Un peu plus tôt dans la semaine, j’ai pris le temps de visionner son précédent long-métrage, Land, qui est inclus dans l’abonnement sur Filmo. Dans une réserve indienne du Nouveau-Mexique, l'alcool est interdit. Tous les matins, une vieille femme conduit son fils par-delà la frontière. Là, il passe la journée à écluser des canettes de bière. C’est un film terrible où l’optimisme n’a pas sa place. Les gueules cassées des acteurs, pour la plupart non professionnels, sont saisissantes.
Juste avant que la projection ne débute, Babak me glisse que son nouveau film est très différent. Et c’est peu dire. Dans Fremont, une jeune Iranienne en exil a trouvé un emploi dans une fabrique artisanale de fortune cookies. Toute la journée, elle met des biscuits sous enveloppe. Jusqu’au jour où elle se voit proposer une nouvelle tache : rédiger les messages qui vont être glissés dans les biscuits.
Entre douceur et amertume, Babak Jalali a trouvé le ton juste. Quand il filme de près son héroïne (La géniale Anaita Wali Zada), c’est avec la même intensité que Bergman filmant Harriet Andersson dans Monika. Et il y a des scènes folles. Comme celle où une femme interprète en version karaoké, et avec une ferveur particulière, “Just Another Diamond Day” de Vashti Bunyan. Ou celle où un psy entreprend de lire Croc-Blanc à sa patiente.

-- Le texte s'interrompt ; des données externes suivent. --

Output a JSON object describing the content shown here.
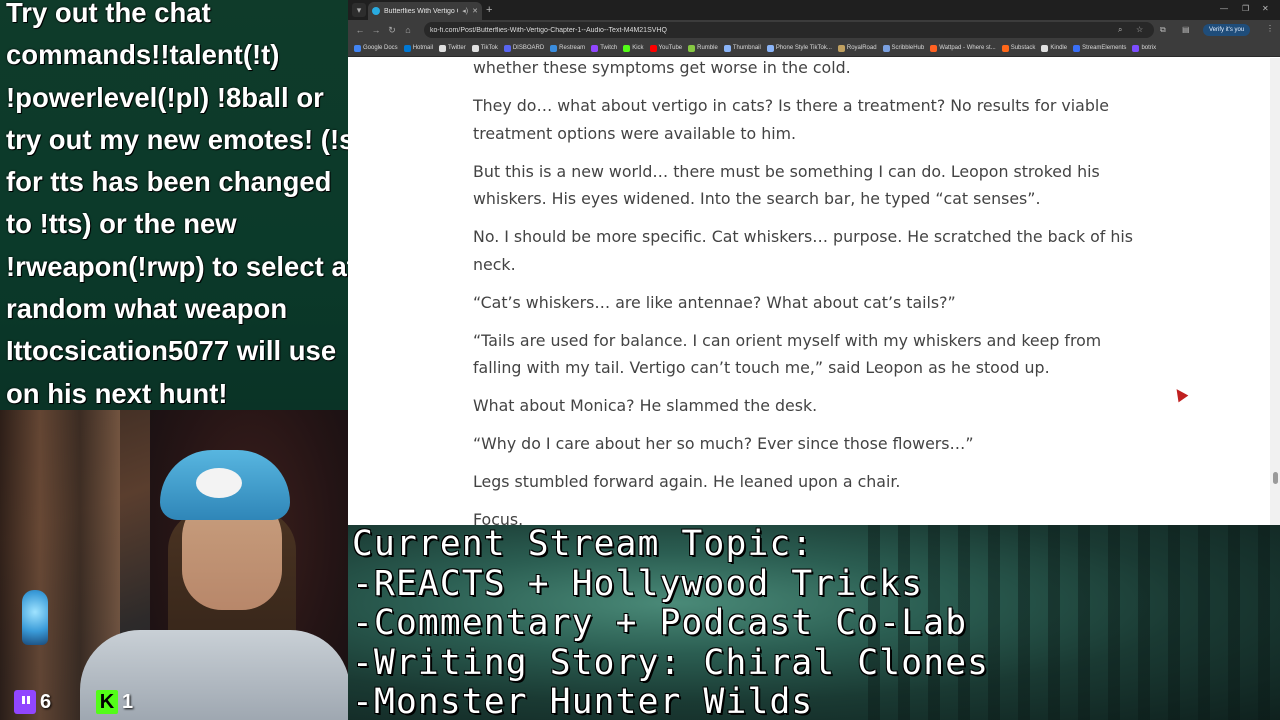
{
  "chat_overlay": {
    "lines": [
      "Try out the chat",
      "commands!!talent(!t)",
      "!powerlevel(!pl) !8ball or",
      "try out my new emotes! (!s",
      "for tts has been changed",
      "to !tts) or the new",
      "!rweapon(!rwp) to select at",
      "random what weapon",
      "Ittocsication5077 will use",
      "on his next hunt!"
    ]
  },
  "webcam": {
    "twitch_count": "6",
    "kick_count": "1",
    "twitch_color": "#9146ff",
    "kick_color": "#53fc18"
  },
  "browser": {
    "tab_title": "Butterflies With Vertigo Ch",
    "url": "ko-fi.com/Post/Butterflies-With-Vertigo-Chapter-1--Audio--Text-M4M21SVHQ",
    "verify_label": "Verify it's you",
    "bookmarks": [
      {
        "label": "Google Docs",
        "color": "#4285f4"
      },
      {
        "label": "Hotmail",
        "color": "#0078d4"
      },
      {
        "label": "Twitter",
        "color": "#e0e0e0"
      },
      {
        "label": "TikTok",
        "color": "#e0e0e0"
      },
      {
        "label": "DISBOARD",
        "color": "#5865f2"
      },
      {
        "label": "Restream",
        "color": "#3a8dde"
      },
      {
        "label": "Twitch",
        "color": "#9146ff"
      },
      {
        "label": "Kick",
        "color": "#53fc18"
      },
      {
        "label": "YouTube",
        "color": "#ff0000"
      },
      {
        "label": "Rumble",
        "color": "#85c742"
      },
      {
        "label": "Thumbnail",
        "color": "#8ab4f8"
      },
      {
        "label": "Phone Style TikTok...",
        "color": "#8ab4f8"
      },
      {
        "label": "RoyalRoad",
        "color": "#c0a060"
      },
      {
        "label": "ScribbleHub",
        "color": "#7aa0e0"
      },
      {
        "label": "Wattpad - Where st...",
        "color": "#ff6122"
      },
      {
        "label": "Substack",
        "color": "#ff6719"
      },
      {
        "label": "Kindle",
        "color": "#e0e0e0"
      },
      {
        "label": "StreamElements",
        "color": "#3a6ff7"
      },
      {
        "label": "botrix",
        "color": "#7c4dff"
      }
    ],
    "article_paragraphs": [
      "whether these symptoms get worse in the cold.",
      "They do… what about vertigo in cats? Is there a treatment? No results for viable treatment options were available to him.",
      "But this is a new world… there must be something I can do. Leopon stroked his whiskers. His eyes widened. Into the search bar, he typed “cat senses”.",
      "No. I should be more specific. Cat whiskers… purpose. He scratched the back of his neck.",
      "“Cat’s whiskers… are like antennae? What about cat’s tails?”",
      "“Tails are used for balance. I can orient myself with my whiskers and keep from falling with my tail. Vertigo can’t touch me,” said Leopon as he stood up.",
      "What about Monica? He slammed the desk.",
      "“Why do I care about her so much? Ever since those flowers…”",
      "Legs stumbled forward again. He leaned upon a chair.",
      "Focus."
    ]
  },
  "topic_panel": {
    "lines": [
      "Current Stream Topic:",
      "-REACTS + Hollywood Tricks",
      "-Commentary + Podcast Co-Lab",
      "-Writing Story: Chiral Clones",
      "-Monster Hunter Wilds"
    ]
  }
}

Stupeur lors du générique de fin : le psy est interprété par Gregg Turkington. Auquel je commandais des disques par correspondance il y a 25 ans. Jean-Philippe m’avait fait découvrir Amarillo, un label éditant des groupes tous plus fous les uns que les autres: Zip Code Rapists, Sun City Girls, Faxed Head, Secret Chiefs 3, The Three Doctors Band… Gregg Turkington, en plus de la vente par correspondance, jouait dans la moitié de ces formations.2
Dagur Kari, Vashti Bunyan, Gregg Turkington : Babak et moi, on devait se rencontrer. Loue t-il toujours son appartement ? Et a t-il fait l’achat de nouveaux DVD ? J’ai oublié de le lui demander.
(La projection a été suivie d’une rencontre que j’ai intégralement enregistré. Je vous la proposerais un peu plus tard. Fremont sort demain sur les écrans. Je retourne chez le coiffeur si vous n’avez pas aimé).
Tu auras noté que j’ai poussé le vice jusqu’à faire figurer DEUX films de Dagur Kari dans le séminal (© Philippe Manœuvre) Les retardataires ne sont pas admis en salle.
Une compilation dressait un état des lieux de cette petite scène : You Gan't Boar Like an Eabla When You Work With Turkrys. J’avais demandé à Gregg ce que ce nom signifiait. Il m’avait répondu qu’il n’en avait pas la moindre idée.